In our opinion, Ms Bradshaw neither said or did anything wrong. The entitlement of a teacher to discipline a schoolchild corporally is founded in the common law notion of in loco parentis, a principle that was ultimately discarded in favour of that entitlement being based on the status of the parties, especially when it was recognized that a parent might be able to forbid the corporal punishment of his or her child if the teacher was acting only on his or her behalf and the parent had expressly proscribed this form of punishment. This also gained statutory endorsement in section 4 of the Prevention of Cruelty to Children Act 1904t that stipulated-
“Nothing in this act shall be construed to take away or affect the right of any parent, teacher or other person having the lawful control or charge of a child to administer punishment to such child.”
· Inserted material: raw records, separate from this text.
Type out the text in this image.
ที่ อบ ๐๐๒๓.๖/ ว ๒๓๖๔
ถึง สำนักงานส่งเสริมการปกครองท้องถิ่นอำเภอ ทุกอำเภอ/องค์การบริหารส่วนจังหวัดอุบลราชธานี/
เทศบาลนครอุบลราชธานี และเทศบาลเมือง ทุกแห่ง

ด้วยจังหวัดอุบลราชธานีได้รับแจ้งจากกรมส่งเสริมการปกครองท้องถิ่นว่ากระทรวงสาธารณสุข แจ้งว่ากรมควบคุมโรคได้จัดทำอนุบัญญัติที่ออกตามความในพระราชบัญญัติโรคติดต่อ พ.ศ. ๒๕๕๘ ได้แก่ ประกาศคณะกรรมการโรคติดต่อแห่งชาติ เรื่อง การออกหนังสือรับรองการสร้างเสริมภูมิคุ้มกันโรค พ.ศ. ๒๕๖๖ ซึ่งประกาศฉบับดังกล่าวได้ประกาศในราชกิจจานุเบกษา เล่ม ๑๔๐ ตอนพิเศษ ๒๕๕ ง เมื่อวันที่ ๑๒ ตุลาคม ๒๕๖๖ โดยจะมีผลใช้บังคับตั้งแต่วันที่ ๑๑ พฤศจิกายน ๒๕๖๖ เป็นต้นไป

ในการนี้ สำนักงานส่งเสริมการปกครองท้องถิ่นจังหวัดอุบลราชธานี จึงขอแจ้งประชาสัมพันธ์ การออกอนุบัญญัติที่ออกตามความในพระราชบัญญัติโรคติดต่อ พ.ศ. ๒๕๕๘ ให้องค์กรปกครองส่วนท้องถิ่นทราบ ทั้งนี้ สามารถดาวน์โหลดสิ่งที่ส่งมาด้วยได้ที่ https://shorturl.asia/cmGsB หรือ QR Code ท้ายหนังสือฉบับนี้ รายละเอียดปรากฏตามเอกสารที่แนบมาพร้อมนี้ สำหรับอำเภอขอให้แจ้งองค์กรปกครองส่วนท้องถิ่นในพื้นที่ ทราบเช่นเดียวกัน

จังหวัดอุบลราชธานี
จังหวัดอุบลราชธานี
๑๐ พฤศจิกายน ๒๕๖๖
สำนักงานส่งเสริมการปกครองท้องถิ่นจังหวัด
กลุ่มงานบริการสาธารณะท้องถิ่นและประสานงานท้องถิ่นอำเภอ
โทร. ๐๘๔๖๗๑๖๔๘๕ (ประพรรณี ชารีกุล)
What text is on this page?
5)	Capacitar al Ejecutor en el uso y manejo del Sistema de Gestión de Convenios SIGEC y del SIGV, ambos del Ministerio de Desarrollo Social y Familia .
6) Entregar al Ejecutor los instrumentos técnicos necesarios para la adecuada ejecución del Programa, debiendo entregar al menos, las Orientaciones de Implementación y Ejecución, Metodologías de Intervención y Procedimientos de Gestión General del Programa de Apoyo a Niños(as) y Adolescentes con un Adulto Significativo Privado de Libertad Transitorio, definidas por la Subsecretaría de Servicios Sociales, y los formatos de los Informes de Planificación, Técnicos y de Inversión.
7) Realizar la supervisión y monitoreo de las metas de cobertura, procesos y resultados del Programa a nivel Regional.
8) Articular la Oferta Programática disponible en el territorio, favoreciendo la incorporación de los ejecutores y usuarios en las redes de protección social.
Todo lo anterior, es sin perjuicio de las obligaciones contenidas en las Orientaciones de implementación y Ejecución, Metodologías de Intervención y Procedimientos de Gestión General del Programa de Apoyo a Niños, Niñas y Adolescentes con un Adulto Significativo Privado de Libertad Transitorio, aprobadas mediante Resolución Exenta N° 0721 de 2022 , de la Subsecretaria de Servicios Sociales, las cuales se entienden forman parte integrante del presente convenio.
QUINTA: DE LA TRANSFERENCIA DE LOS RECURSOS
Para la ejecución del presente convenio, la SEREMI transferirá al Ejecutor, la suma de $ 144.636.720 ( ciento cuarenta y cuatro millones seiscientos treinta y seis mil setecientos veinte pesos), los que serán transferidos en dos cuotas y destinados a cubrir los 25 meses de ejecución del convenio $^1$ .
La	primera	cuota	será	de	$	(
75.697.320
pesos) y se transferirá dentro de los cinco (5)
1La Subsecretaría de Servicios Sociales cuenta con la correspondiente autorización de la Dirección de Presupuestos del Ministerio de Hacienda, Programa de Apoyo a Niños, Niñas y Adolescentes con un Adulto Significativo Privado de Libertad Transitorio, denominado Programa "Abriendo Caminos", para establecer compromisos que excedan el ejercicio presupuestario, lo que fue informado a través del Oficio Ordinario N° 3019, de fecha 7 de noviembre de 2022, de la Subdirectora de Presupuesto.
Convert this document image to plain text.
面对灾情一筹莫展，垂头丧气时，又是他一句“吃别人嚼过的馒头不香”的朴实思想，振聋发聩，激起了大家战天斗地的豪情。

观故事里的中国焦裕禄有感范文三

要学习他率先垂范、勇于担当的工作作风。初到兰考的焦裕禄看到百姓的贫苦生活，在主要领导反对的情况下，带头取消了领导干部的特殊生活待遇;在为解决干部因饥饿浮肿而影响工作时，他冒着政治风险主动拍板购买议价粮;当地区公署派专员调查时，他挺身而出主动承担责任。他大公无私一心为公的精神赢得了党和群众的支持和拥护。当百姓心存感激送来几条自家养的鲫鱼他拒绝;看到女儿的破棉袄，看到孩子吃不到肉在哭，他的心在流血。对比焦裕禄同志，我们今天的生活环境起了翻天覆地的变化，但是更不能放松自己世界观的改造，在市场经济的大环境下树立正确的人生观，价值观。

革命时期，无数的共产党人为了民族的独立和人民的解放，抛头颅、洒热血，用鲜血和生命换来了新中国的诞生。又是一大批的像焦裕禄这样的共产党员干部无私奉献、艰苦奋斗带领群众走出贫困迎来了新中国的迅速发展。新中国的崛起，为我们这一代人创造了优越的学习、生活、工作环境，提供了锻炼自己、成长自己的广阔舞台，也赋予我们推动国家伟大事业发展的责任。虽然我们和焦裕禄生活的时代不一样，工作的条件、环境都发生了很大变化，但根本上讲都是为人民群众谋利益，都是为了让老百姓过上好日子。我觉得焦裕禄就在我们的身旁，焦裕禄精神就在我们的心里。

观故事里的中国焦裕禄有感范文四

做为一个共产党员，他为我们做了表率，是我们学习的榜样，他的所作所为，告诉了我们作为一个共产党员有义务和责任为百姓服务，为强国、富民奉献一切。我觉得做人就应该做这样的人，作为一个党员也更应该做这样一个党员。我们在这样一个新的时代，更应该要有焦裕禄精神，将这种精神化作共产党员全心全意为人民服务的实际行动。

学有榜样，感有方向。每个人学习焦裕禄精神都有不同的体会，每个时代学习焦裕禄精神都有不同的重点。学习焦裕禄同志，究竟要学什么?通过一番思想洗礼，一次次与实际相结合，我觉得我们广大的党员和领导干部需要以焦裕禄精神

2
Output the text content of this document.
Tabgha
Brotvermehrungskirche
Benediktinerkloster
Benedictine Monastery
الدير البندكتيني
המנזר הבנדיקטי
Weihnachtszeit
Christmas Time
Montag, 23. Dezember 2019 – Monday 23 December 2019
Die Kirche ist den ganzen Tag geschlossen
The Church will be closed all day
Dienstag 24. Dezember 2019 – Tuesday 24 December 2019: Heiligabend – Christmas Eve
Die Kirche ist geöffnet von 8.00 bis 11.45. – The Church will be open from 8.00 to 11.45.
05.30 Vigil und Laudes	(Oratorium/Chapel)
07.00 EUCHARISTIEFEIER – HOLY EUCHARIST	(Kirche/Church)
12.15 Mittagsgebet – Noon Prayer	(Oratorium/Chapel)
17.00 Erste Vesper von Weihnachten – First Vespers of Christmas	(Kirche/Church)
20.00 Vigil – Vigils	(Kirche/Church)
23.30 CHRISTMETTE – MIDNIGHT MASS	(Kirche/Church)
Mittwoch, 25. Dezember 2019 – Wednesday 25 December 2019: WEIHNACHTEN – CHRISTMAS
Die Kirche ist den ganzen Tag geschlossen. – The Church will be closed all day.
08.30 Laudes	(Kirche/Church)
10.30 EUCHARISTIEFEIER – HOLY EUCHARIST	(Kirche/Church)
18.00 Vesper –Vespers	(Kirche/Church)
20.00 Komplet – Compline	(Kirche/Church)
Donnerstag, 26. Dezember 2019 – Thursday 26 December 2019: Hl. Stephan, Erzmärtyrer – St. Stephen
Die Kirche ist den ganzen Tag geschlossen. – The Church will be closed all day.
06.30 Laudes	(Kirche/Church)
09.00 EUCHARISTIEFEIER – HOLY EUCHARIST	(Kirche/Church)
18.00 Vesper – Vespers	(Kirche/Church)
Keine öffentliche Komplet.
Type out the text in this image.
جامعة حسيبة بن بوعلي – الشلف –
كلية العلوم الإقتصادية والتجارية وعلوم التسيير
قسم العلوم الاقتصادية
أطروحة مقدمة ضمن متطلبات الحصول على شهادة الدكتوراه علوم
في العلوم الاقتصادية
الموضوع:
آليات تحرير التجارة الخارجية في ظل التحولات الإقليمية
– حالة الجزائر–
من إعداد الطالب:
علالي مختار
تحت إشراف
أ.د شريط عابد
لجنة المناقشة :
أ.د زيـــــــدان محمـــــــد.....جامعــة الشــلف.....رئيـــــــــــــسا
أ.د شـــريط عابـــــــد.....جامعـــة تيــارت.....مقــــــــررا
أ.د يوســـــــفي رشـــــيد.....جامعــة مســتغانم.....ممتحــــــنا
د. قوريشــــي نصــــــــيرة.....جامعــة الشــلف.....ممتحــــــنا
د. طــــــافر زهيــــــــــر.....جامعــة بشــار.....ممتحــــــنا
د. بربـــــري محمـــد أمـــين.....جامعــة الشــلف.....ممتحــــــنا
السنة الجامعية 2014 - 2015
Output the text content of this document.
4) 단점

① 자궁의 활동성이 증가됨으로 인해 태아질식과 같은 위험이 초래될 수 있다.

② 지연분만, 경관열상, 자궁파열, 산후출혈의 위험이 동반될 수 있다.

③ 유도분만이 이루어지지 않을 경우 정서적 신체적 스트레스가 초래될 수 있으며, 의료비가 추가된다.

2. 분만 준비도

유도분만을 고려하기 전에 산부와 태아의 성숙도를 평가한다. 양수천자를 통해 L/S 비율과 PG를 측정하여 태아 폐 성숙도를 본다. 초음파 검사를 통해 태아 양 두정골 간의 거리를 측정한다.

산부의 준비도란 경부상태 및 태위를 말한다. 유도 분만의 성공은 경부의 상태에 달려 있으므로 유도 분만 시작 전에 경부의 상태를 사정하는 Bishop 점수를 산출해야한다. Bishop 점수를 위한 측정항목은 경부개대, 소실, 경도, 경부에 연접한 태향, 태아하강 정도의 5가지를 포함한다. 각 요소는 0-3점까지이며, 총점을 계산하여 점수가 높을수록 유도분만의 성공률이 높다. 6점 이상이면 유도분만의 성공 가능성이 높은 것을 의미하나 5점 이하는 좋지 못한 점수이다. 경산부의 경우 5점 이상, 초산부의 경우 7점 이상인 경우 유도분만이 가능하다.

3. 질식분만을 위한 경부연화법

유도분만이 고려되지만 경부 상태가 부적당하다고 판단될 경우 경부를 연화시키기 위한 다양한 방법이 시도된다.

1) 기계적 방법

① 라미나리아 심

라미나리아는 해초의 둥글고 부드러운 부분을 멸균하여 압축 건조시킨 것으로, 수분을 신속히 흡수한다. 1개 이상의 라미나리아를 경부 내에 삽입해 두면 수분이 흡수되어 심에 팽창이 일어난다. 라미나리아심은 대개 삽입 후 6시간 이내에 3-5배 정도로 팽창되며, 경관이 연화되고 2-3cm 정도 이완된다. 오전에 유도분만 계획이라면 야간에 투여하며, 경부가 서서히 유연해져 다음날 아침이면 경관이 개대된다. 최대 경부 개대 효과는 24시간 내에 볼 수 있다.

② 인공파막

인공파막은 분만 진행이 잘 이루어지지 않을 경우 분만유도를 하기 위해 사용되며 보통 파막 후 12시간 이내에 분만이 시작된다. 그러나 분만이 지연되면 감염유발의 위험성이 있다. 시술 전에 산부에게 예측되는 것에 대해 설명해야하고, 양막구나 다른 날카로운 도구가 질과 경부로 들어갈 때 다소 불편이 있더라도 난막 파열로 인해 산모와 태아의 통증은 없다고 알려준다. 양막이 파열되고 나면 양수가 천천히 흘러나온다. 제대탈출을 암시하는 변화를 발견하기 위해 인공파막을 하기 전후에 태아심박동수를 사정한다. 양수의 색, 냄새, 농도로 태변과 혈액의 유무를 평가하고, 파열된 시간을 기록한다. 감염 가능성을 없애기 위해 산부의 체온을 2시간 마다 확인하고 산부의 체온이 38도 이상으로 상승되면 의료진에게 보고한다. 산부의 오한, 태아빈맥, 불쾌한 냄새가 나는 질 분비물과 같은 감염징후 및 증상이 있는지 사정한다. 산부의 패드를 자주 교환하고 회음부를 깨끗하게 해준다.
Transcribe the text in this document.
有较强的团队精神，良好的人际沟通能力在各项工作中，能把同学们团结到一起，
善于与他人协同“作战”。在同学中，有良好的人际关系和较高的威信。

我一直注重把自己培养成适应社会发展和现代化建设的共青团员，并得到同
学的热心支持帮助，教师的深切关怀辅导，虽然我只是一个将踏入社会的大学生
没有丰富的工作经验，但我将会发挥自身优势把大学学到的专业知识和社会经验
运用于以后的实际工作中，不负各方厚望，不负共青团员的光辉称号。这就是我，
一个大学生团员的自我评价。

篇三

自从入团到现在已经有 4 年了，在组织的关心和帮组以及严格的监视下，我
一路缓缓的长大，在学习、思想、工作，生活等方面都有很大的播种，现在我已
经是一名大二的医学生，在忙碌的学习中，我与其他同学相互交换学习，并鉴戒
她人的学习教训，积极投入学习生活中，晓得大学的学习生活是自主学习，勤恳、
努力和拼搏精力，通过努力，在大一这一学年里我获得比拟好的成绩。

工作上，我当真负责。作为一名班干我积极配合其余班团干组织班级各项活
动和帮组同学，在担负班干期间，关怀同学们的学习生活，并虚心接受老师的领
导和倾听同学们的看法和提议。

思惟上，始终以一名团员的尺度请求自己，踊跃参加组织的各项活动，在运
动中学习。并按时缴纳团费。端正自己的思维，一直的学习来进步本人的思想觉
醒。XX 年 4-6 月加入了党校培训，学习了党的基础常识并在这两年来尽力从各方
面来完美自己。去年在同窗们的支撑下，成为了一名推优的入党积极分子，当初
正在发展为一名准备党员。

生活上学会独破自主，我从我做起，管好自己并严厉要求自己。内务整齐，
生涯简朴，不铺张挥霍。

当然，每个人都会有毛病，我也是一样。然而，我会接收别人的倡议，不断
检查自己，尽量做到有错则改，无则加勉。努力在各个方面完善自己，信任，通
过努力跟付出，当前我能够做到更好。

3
The authority of the individual class teacher to punish a child corporally was however further restricted by the amendment to the Education Regulations 1982 that provided, among the functions of the principal, the right to “administer corporal punishment when necessary and [to] delegate to the deputy principal and senior teachers, where applicable, the authority to administer corporal punishment…”
Absent this express or delegated legal authority, the corporal punishment of an individual child by a teacher amounts to an assault, a wrong that may either be pursued civilly as a tort, as in the matter of Jolly Mayers v. the Attorney General of Barbados (1993) where the claimant was unsuccessful in her action, or prosecuted as a crime under Part III of the Offences against the Person Act, Cap 141.
On these premises, Ms Bradshaw was merely stating what the law currently provides and, at the same time, in our view, instructing teachers of the legal risks involved in unsanctioned corporal punishment. In this context, unless her statements are contradicted as a matter of law, calls for balance, reasonableness and responsibility and analysis seem curiously misplaced.